Should our own democracy fail like theirs did, I wonder if I would be able to do something like this.
Title: Re: Anyone reading printed books?
Post by: Jubadub on February 21, 2025, 02:58:01 AM
Should our own democracy fail like theirs did, I wonder if I would be able to do something like this.

If it ever truly existed, there hasn't been democracy in nearly or literally every country for at least a few centuries now.
Title: Re: Anyone reading printed books?
Post by: Rainier on February 21, 2025, 02:27:07 PM
Devouring Timothy Snyder, a contemporary historian with a clear view of putin (my European friends call him "putler) and other authoritarian leaders, how they got where they are, their history.

Splendid stuff.

Grateful for public libraries. Here, there is no censorship, yet.
Title: Re: Anyone reading printed books?
Post by: ssp3 on February 21, 2025, 03:33:08 PM
Snyder is a rare gem.
Title: Re: Anyone reading printed books?
Post by: PrepperGeek on May 03, 2025, 03:38:46 PM
I love printed books, Its nice to just open a book and read plus, Its so nice to have physical users guides, manuals, references, etc when using my computer, It doesnt take up any screen realestate, nor do I have to worry about a large pdf taking up valueable hard drive space, or loading when Im scrolling or switching pages.
Title: Re: Anyone reading printed books?
Post by: torvan on May 10, 2025, 10:33:22 PM
Well I finished all his books, now I am reading "The Language of the Third Reich" printed in 1947 in what used to be East Germany.
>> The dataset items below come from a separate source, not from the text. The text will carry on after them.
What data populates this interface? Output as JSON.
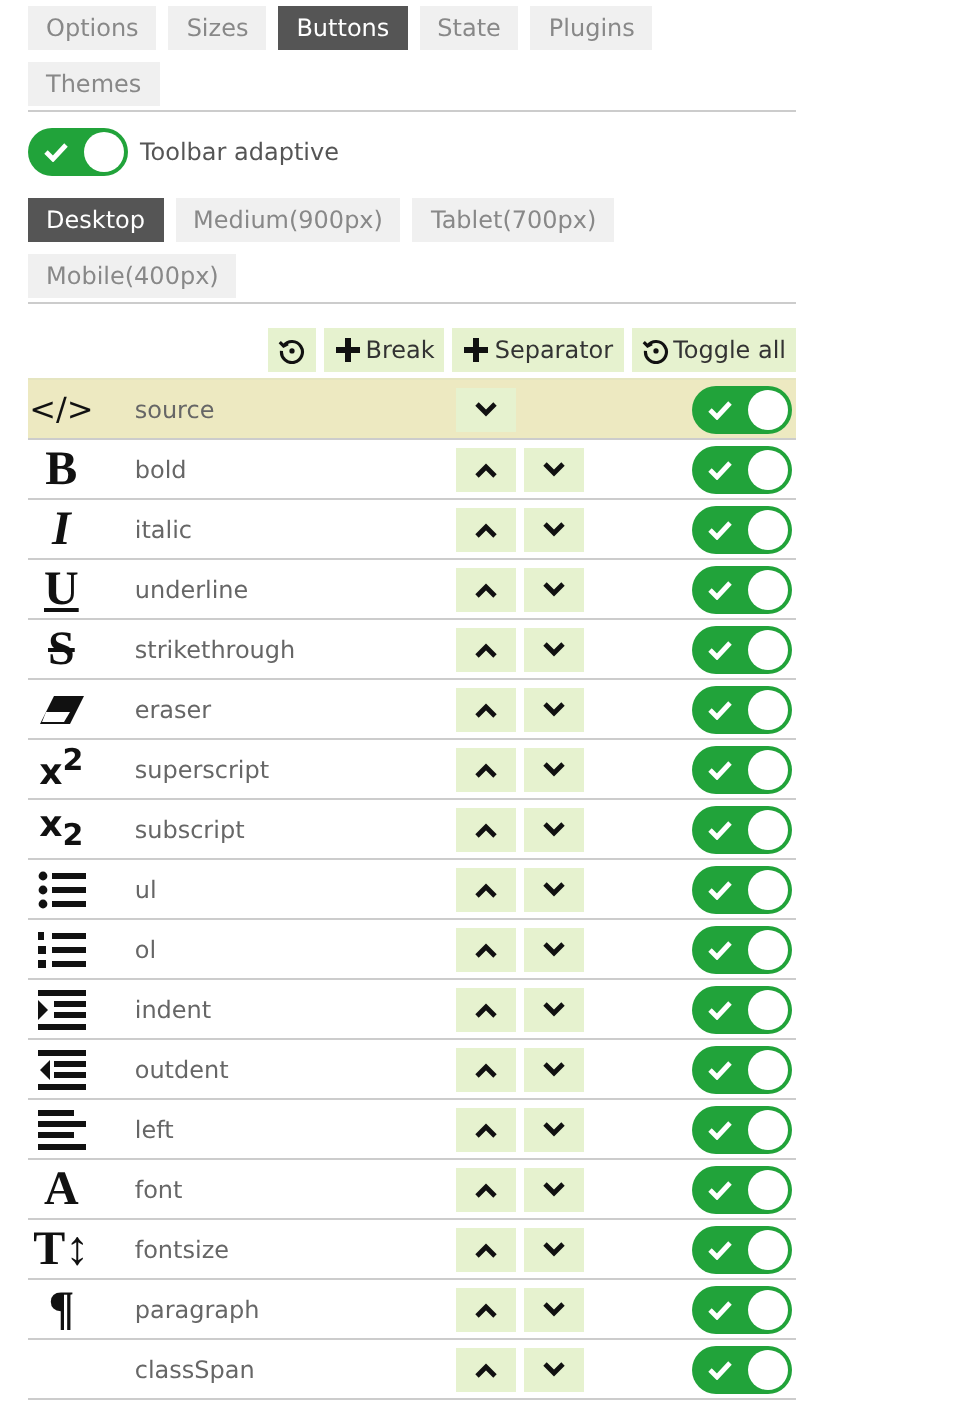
{
  "tabs": [
    {
      "label": "Options",
      "selected": false
    },
    {
      "label": "Sizes",
      "selected": false
    },
    {
      "label": "Buttons",
      "selected": true
    },
    {
      "label": "State",
      "selected": false
    },
    {
      "label": "Plugins",
      "selected": false
    },
    {
      "label": "Themes",
      "selected": false
    }
  ],
  "toolbar_adaptive": {
    "label": "Toolbar adaptive",
    "on": true
  },
  "size_tabs": [
    {
      "label": "Desktop",
      "selected": true
    },
    {
      "label": "Medium(900px)",
      "selected": false
    },
    {
      "label": "Tablet(700px)",
      "selected": false
    },
    {
      "label": "Mobile(400px)",
      "selected": false
    }
  ],
  "actions": [
    {
      "kind": "reset"
    },
    {
      "kind": "add",
      "label": "Break"
    },
    {
      "kind": "add",
      "label": "Separator"
    },
    {
      "kind": "reset",
      "label": "Toggle all"
    }
  ],
  "rows": [
    {
      "name": "source",
      "glyph": "</>",
      "kind": "text",
      "can_move_up": false,
      "selected": true,
      "on": true
    },
    {
      "name": "bold",
      "glyph": "B",
      "kind": "bold",
      "can_move_up": true,
      "selected": false,
      "on": true
    },
    {
      "name": "italic",
      "glyph": "I",
      "kind": "italic",
      "can_move_up": true,
      "selected": false,
      "on": true
    },
    {
      "name": "underline",
      "glyph": "U",
      "kind": "underline",
      "can_move_up": true,
      "selected": false,
      "on": true
    },
    {
      "name": "strikethrough",
      "glyph": "S",
      "kind": "strike",
      "can_move_up": true,
      "selected": false,
      "on": true
    },
    {
      "name": "eraser",
      "kind": "eraser",
      "can_move_up": true,
      "selected": false,
      "on": true
    },
    {
      "name": "superscript",
      "glyph": "x$^{2}$",
      "kind": "script",
      "can_move_up": true,
      "selected": false,
      "on": true
    },
    {
      "name": "subscript",
      "glyph": "x$_{2}$",
      "kind": "script",
      "can_move_up": true,
      "selected": false,
      "on": true
    },
    {
      "name": "ul",
      "kind": "ul",
      "can_move_up": true,
      "selected": false,
      "on": true
    },
    {
      "name": "ol",
      "kind": "ol",
      "can_move_up": true,
      "selected": false,
      "on": true
    },
    {
      "name": "indent",
      "kind": "indent",
      "can_move_up": true,
      "selected": false,
      "on": true
    },
    {
      "name": "outdent",
      "kind": "outdent",
      "can_move_up": true,
      "selected": false,
      "on": true
    },
    {
      "name": "left",
      "kind": "left",
      "can_move_up": true,
      "selected": false,
      "on": true
    },
    {
      "name": "font",
      "glyph": "A",
      "kind": "bold",
      "can_move_up": true,
      "selected": false,
      "on": true
    },
    {
      "name": "fontsize",
      "glyph": "T↕",
      "kind": "bold",
      "can_move_up": true,
      "selected": false,
      "on": true
    },
    {
      "name": "paragraph",
      "glyph": "¶",
      "kind": "bold",
      "can_move_up": true,
      "selected": false,
      "on": true
    },
    {
      "name": "classSpan",
      "kind": "none",
      "can_move_up": true,
      "selected": false,
      "on": true
    }
  ]
}
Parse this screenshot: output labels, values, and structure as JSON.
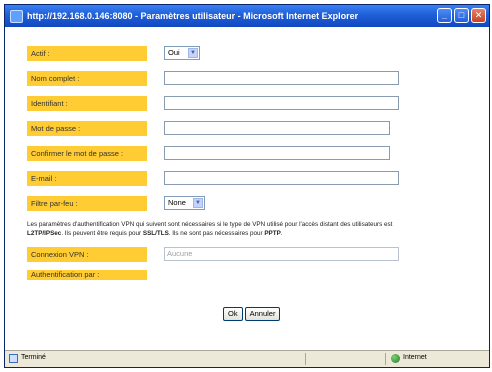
{
  "window": {
    "title": "http://192.168.0.146:8080 - Paramètres utilisateur - Microsoft Internet Explorer",
    "minimize_glyph": "_",
    "maximize_glyph": "□",
    "close_glyph": "✕"
  },
  "form": {
    "actif_label": "Actif :",
    "actif_value": "Oui",
    "nom_label": "Nom complet :",
    "nom_value": "",
    "identifiant_label": "Identifiant :",
    "identifiant_value": "",
    "mdp_label": "Mot de passe :",
    "mdp_value": "",
    "confirm_label": "Confirmer le mot de passe :",
    "confirm_value": "",
    "email_label": "E-mail :",
    "email_value": "",
    "filtre_label": "Filtre par-feu :",
    "filtre_value": "None",
    "note_part1": "Les paramètres d'authentification VPN qui suivent sont nécessaires si le type de VPN utilisé pour l'accès distant des utilisateurs est",
    "note_bold1": "L2TP/IPSec",
    "note_part2": ". Ils peuvent être requis pour",
    "note_bold2": "SSL/TLS",
    "note_part3": ". Ils ne sont pas nécessaires pour",
    "note_bold3": "PPTP",
    "note_part4": ".",
    "vpn_label": "Connexion VPN :",
    "vpn_value": "Aucune",
    "auth_label": "Authentification par :"
  },
  "buttons": {
    "ok": "Ok",
    "cancel": "Annuler"
  },
  "status": {
    "text": "Terminé",
    "zone": "Internet"
  },
  "colors": {
    "label_bg": "#ffcc33",
    "titlebar": "#1f5fd6"
  }
}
I can see why he got letters from West Germany saying his repudiation and criticism of the NSDAP is falling on deaf ears in the East, and how the communist government does the same things the NSDAP did, but he doesn't give the communists the same labels.

Still an interesting read and worth finding!
Title: Re: Anyone reading printed books?
Post by: smilesdavis on May 11, 2025, 01:02:02 PM
i like looking at books and holding them in my hand but the time for books for me has passed its just taking too much time in my fractured day.